A good reason to learn Chinese
Like many, I believe that China will be the next superpower in the global economy. China is the most populous country (1.3 billion). It has the fastest-growing economy (over 10 percent annual growth since 1978) and has an active political outreach campaign to make allies and secure access to scarce resources.
To be friends with this emerging superpower, we need to build relationships based on trust, cooperation and respect. The key to developing trust and building bridges is communication, and the key to communicating effectively is to understand each other's languages.
By learning key words and phrases, my 3-year-old daughter will be able to show respect to other Chinese in the United States -- 50,000-plus adopted and 3.4 million of Chinese descent living here -- and to 1.3 billion Chinese overseas that might be visitors here on business or politics, or hosts when she visits China.

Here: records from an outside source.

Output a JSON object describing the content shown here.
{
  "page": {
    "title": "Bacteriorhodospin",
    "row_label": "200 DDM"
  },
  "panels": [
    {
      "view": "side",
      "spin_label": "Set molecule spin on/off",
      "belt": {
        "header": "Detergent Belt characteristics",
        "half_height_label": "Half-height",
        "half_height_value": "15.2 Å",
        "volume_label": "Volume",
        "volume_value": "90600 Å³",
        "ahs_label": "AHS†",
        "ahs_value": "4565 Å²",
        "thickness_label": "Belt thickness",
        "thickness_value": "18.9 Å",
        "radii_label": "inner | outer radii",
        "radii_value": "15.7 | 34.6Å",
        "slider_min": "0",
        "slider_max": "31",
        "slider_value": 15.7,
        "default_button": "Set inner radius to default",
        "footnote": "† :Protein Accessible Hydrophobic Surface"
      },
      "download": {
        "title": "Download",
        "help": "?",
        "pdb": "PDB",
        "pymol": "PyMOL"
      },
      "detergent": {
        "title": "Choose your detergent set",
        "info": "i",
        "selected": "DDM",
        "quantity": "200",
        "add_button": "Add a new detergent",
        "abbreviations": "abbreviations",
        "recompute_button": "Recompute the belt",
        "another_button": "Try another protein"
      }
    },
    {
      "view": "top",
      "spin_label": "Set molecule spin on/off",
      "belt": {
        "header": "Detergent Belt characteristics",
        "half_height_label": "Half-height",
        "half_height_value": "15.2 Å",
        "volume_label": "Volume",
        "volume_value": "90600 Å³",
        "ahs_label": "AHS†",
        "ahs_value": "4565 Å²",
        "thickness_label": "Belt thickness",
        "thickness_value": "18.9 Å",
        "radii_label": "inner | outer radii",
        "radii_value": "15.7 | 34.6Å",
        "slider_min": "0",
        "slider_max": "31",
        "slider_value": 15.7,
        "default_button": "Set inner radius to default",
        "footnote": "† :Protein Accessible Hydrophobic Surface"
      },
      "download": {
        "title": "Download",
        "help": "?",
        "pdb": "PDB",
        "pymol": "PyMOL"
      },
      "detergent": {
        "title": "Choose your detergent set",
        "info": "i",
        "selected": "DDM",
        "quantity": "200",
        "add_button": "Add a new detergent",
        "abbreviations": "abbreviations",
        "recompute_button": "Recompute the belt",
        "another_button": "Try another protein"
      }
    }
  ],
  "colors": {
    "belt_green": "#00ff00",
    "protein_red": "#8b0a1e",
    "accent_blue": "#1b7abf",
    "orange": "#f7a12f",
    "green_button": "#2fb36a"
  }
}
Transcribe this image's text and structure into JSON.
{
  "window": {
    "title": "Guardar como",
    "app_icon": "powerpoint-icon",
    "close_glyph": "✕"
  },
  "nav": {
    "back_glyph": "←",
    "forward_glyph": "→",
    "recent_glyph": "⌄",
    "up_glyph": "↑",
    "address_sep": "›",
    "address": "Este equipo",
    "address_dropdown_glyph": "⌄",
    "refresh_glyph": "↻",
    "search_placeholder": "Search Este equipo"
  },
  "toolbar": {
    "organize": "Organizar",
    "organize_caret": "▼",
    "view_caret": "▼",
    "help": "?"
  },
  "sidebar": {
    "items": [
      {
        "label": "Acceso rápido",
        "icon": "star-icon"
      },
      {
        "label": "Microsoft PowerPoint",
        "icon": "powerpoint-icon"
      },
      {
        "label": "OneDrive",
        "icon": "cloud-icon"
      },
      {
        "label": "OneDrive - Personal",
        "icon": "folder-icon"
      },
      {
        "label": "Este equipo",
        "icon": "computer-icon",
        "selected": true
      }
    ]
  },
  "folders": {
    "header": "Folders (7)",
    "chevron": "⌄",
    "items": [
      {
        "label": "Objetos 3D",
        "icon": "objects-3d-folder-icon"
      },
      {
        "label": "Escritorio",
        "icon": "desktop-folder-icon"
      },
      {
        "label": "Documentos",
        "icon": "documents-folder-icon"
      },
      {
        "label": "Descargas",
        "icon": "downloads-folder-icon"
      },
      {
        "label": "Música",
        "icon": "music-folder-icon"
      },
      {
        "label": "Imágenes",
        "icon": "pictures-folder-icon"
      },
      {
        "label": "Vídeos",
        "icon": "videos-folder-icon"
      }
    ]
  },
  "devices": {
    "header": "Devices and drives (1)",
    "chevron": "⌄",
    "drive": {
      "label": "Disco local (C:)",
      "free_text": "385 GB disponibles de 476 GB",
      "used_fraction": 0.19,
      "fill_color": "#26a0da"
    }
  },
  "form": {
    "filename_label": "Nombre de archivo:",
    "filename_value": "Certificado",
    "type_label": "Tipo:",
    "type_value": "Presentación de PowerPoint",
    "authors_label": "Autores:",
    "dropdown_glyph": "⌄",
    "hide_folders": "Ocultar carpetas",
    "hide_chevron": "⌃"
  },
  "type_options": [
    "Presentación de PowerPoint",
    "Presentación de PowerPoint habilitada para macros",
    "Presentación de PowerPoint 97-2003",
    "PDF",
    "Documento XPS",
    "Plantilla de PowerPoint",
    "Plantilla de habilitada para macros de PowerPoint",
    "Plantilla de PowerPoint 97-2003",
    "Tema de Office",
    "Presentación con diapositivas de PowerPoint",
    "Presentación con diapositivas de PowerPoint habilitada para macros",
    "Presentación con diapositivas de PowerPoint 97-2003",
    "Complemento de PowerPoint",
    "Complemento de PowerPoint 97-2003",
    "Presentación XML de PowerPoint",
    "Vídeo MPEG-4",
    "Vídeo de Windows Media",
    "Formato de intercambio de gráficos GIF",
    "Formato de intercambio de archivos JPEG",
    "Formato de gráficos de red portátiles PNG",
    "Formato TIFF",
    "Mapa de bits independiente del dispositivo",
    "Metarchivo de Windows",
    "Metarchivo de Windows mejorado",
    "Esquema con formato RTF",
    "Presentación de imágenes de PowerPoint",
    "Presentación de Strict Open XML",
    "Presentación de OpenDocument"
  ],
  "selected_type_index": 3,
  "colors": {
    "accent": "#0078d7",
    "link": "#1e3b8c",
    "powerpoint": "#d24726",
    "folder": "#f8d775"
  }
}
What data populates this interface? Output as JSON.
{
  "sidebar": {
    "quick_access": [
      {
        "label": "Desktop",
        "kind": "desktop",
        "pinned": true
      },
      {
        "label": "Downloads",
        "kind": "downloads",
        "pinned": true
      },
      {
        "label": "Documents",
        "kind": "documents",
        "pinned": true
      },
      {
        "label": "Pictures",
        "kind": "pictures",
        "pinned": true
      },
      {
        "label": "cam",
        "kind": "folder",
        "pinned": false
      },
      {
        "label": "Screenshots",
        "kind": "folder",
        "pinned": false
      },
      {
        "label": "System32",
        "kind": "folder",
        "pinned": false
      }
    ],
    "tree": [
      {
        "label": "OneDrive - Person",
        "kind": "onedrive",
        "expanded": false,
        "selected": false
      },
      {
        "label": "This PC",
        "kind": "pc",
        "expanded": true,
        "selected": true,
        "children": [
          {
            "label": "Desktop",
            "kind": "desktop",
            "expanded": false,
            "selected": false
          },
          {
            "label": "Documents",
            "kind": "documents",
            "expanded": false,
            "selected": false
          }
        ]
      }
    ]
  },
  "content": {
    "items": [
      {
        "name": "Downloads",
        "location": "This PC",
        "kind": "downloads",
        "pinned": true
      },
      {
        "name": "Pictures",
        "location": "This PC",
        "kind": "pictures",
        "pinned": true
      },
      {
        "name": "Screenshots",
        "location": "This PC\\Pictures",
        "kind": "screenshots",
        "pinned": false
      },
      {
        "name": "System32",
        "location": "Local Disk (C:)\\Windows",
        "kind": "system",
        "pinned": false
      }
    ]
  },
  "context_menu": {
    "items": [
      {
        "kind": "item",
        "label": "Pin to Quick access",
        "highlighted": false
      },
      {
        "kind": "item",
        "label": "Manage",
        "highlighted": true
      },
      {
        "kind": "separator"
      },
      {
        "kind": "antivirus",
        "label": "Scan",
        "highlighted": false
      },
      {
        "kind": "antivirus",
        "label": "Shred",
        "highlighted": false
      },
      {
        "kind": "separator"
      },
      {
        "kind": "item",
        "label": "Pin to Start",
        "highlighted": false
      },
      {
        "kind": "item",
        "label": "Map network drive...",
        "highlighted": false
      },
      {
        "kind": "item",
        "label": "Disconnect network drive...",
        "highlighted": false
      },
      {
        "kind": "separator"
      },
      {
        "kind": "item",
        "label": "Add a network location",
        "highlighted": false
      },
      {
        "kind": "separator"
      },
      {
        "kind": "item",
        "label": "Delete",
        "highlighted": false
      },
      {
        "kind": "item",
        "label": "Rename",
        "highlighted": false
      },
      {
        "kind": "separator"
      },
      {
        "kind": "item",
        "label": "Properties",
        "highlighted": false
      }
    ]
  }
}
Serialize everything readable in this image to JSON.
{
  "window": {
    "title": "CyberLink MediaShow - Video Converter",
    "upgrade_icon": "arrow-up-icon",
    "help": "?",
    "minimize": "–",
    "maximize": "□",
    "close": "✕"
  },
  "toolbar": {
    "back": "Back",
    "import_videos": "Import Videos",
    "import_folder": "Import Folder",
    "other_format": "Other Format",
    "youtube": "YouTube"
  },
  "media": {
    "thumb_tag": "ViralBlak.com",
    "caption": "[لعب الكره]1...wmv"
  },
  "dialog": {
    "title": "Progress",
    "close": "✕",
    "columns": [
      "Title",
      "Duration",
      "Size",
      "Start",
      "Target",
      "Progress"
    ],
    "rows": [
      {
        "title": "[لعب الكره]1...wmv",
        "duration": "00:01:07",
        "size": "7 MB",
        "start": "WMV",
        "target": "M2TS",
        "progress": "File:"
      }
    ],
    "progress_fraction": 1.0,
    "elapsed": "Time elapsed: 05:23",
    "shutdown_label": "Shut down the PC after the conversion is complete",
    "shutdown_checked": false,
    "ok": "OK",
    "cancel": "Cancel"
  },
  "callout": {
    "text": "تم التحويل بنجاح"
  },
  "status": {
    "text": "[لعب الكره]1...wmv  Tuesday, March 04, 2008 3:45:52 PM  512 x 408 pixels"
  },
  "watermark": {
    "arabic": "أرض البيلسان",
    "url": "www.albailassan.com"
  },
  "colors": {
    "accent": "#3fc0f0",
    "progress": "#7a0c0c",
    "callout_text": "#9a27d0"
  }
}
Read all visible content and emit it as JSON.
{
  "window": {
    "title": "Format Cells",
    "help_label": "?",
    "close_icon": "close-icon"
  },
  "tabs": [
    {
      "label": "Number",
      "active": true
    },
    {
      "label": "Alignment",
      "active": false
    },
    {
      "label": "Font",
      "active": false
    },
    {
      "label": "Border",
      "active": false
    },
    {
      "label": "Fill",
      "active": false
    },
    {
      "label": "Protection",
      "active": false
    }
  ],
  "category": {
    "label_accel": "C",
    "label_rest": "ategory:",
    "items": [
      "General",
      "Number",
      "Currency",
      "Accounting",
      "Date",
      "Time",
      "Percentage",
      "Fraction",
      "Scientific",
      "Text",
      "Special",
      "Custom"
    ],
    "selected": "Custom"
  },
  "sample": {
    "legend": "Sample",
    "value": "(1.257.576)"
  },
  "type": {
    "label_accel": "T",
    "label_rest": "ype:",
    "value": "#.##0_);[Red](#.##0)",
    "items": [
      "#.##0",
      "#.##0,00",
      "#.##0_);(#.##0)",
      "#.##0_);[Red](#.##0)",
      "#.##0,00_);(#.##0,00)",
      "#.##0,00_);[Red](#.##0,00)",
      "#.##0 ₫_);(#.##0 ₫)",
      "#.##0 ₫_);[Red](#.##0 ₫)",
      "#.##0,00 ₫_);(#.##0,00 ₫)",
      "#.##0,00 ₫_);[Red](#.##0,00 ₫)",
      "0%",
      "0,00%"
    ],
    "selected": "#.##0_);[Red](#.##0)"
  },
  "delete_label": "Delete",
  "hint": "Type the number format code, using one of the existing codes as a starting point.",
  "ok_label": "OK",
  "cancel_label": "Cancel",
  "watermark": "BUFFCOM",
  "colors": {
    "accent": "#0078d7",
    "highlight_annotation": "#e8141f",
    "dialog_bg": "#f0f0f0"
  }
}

When Mandy goes to Shanghai (my generation went to Europe, but the future is in China) on vacation with my wife and me or on exchange with her school's program as a teenager, I would expect her to be conversant (not fluent) in the language based on her education. Schools in our area are offering Chinese-language courses, and I would expect most exemplary schools to have some kind of Chinese program. And therefore I would expect Mandy to be conversant as a teenager.
When I graduated from the University of Michigan, with a B.A. in economics and an MBA in marketing and international business, I decided to hold off on my career to invest the summer traveling to China. It was one of the best summers of my life. I was conversant in Chinese, which allowed me to build relationships and trust with many Chinese people. Most of our meaningful conversations were in English, but my Chinese proficiency allowed the Chinese to see that I cared about their culture. This was particularly important to me as an ABC (American-born Chinese), as I was expected to know and embrace our culture. The Chinese students, and professional and business leaders, shared a lot about their people, history, likes and dreams. To this day, I do not see the Chinese people as the next Cold War enemy; I see them as friends -- real people with real dreams.
Exploding a few myths:
» You do not need to be a visionary or business leader to see the logic of this thesis.
» Chinese does not have to be a difficult language to learn (at least to be conversant in).
» You do not have to be rich or special to learn this language.
There are many reasons to learn Chinese. Some programs emphasize that learning Chinese and other foreign languages helps a child's brain develop -- especially at an early age. Some career counselors and professors argue that you can earn a lot of money by associating yourself with the economic juggernaut known as China. Last, don't forget the perk of being able to order dim sum with authority.
I believe the new world order will depend on how much we cooperate vs. compete. Cooperation is based on understanding, trust and communication, which are based on learning the other one's language. In the next 20 years, the United States will no longer be the only superpower. As this hegemony shifts, we need to consider other countries in addition to our own. We need to embrace foreign peoples, cultures, languages, values and economies. The largest and most important player is China. Learn Chinese!
Chris Lin is the author of "Mandy and Pandy Say, "'Ni Hao Ma?'" which is the first in a series of books to help children learn Chinese.